Die Fatah reagierte entsprechend zögerlich auf die Freilassung. „Wir sehen uns einen Spielfilm an, in dem die Verbrecher miteinander in Streit geraten und einer von beiden vorgibt, der Tapfere und Anständige zu sein, während er die Schuld dem anderen zuschiebt“, kommentierte Jassir Abbed Rabbo (Fatah), früherer Informationsminister. Die Befreiung sei ein „inszeniertes Schauspiel“ gewesen, das darauf ausgerichtet sei, „der Welt die Hamas als eine Bewegung zu präsentieren, die Recht und Ordnung repräsentiert“.

Immerhin gelang der Hamas, woran die Fatah über Wochen scheiterte. „Es war ein komplizierter Prozess“, erklärte Hamas-Sprecher Ghazi Hamad gegenüber der BBC. „Wir wollten die Geiselaffäre schnell beenden.“ Die Hamas-Führung habe den Entführern klargemacht, dass sie notfalls mit Gewalt vorgehen würde.
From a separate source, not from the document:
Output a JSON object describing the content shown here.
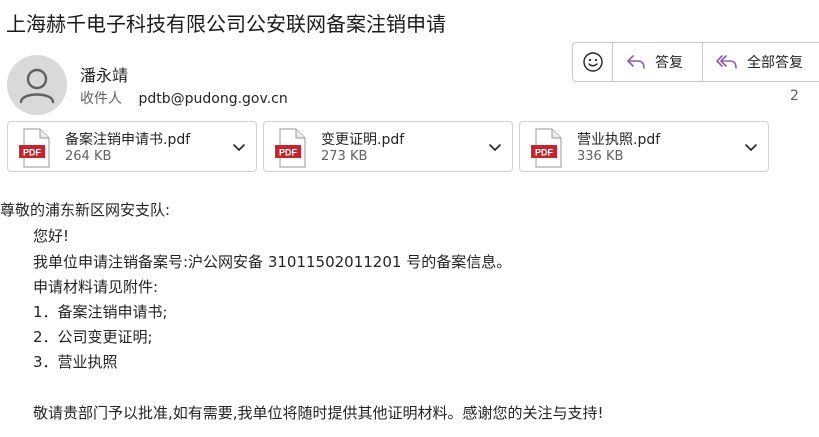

Derart unter Druck geraten, veröffentlichten die Entführer vor zehn Tagen ein Video, das Johnston mit einem Sprengstoffgürtel zeigte. Sie drohten damit, den Sprengstoff zu zünden, sollten sie angegriffen werden.
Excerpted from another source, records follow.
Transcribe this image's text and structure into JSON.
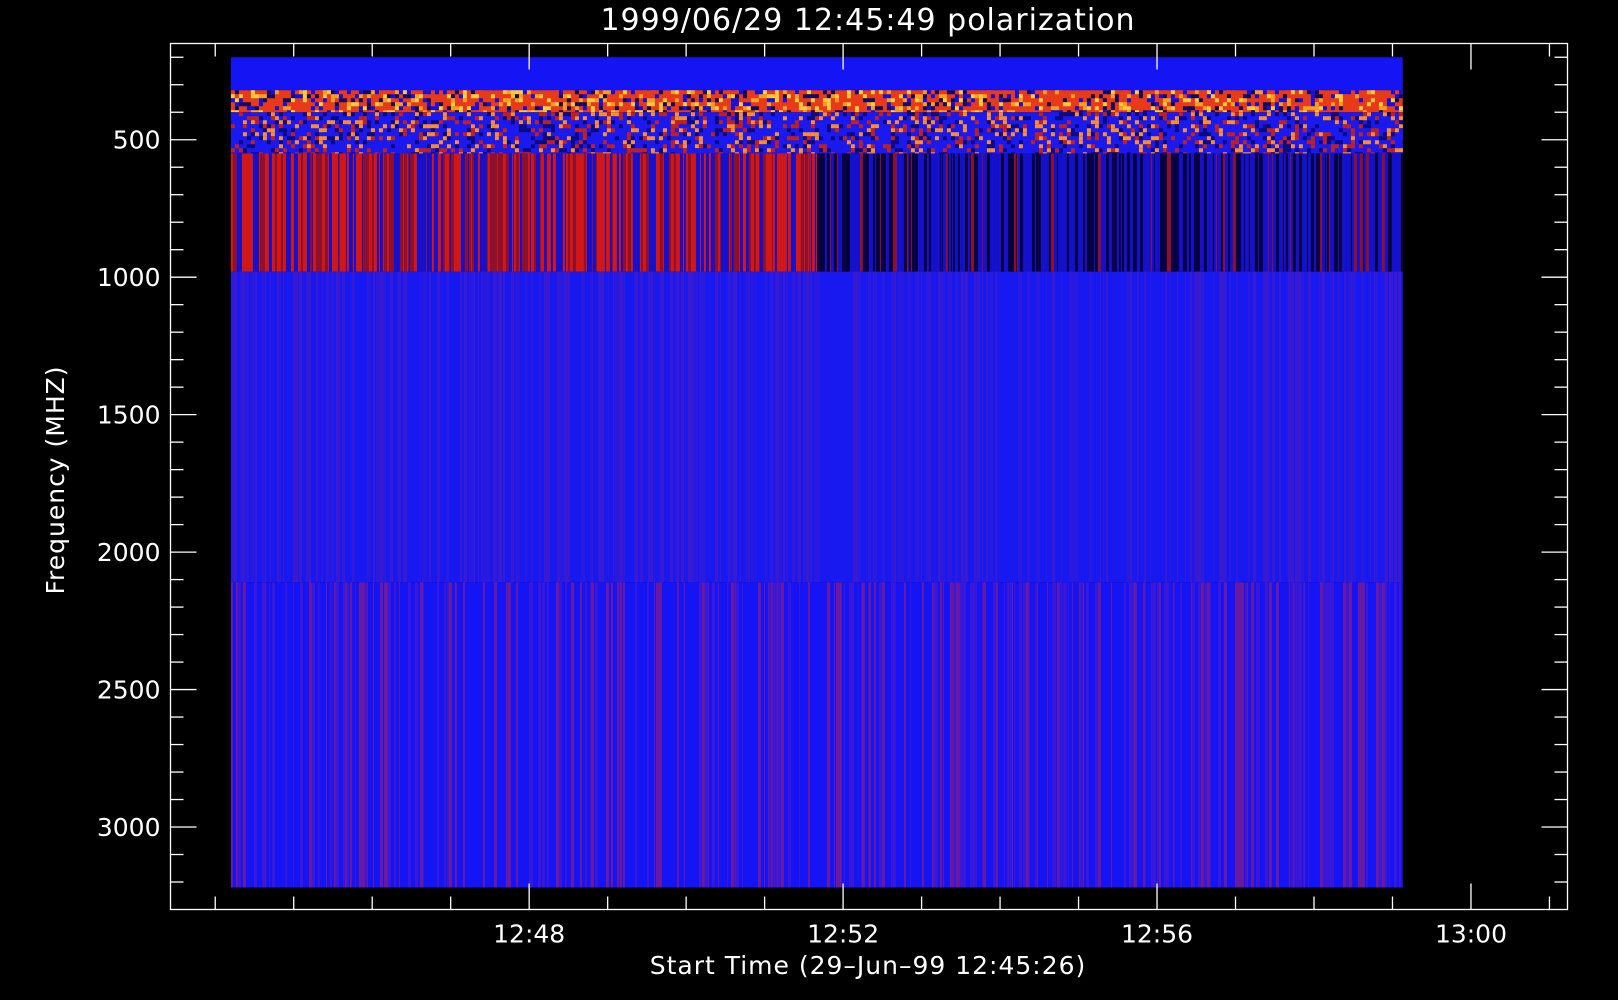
{
  "chart_data": {
    "type": "heatmap",
    "title": "1999/06/29 12:45:49 polarization",
    "xlabel": "Start Time (29–Jun–99 12:45:26)",
    "ylabel": "Frequency (MHZ)",
    "x_ticks": [
      {
        "value": 28.57,
        "label": "12:48"
      },
      {
        "value": 32.57,
        "label": "12:52"
      },
      {
        "value": 36.57,
        "label": "12:56"
      },
      {
        "value": 40.57,
        "label": "13:00"
      }
    ],
    "y_ticks": [
      {
        "value": 500,
        "label": "500"
      },
      {
        "value": 1000,
        "label": "1000"
      },
      {
        "value": 1500,
        "label": "1500"
      },
      {
        "value": 2000,
        "label": "2000"
      },
      {
        "value": 2500,
        "label": "2500"
      },
      {
        "value": 3000,
        "label": "3000"
      }
    ],
    "xlim": [
      24.0,
      41.8
    ],
    "ylim": [
      3300,
      150
    ],
    "data_extent": {
      "x": [
        24.77,
        39.7
      ],
      "y": [
        200,
        3220
      ]
    },
    "bands": [
      {
        "range": [
          200,
          320
        ],
        "pattern": "uniform",
        "colors": [
          "#1414f5"
        ]
      },
      {
        "range": [
          320,
          400
        ],
        "pattern": "speckle",
        "colors": [
          "#e83a1a",
          "#f5a020",
          "#1010e0",
          "#0a0a60",
          "#ffcc40"
        ]
      },
      {
        "range": [
          400,
          550
        ],
        "pattern": "speckle",
        "colors": [
          "#1a1af0",
          "#c02020",
          "#ff8c30",
          "#0a0a80"
        ]
      },
      {
        "range": [
          550,
          980
        ],
        "pattern": "stripes",
        "colors": [
          "#d01818",
          "#8a1030",
          "#1010d0",
          "#000040"
        ]
      },
      {
        "range": [
          980,
          2110
        ],
        "pattern": "stripes",
        "colors": [
          "#1818f0",
          "#2a1ae0",
          "#3a1ad0"
        ]
      },
      {
        "range": [
          2110,
          3220
        ],
        "pattern": "stripes",
        "colors": [
          "#1414f5",
          "#3a18d8",
          "#6a1aa0"
        ]
      }
    ],
    "colors": {
      "background": "#000000",
      "axes": "#ffffff"
    }
  }
}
Am vergangenen Montag kam es schließlich zu Verhaftungen von Mitgliedern der für die Entführung verantwortlichen „Armee des Dschihad“. Sicherheitsleute der Hamas umstellten das Haus, in dem Johnston festgehalten wurde, bis es zu der Einigung über einen Gefangenenhandel kam. Ein Lösegeld ist angeblich nicht gezahlt worden. „Ich hoffe, dass unsere Botschaft in der Welt verstanden wird“, fügte der Sprecher der Bewegung hinzu. „Die Hamas kämpft nicht gegen Christen oder gegen den Westen, sondern gegen die Besatzung.“ Ghazi Hamad hofft nun darauf, dass „die Welt ihre Tore öffnen wird“ und das Gespräch mit der Hamas nicht länger verweigert.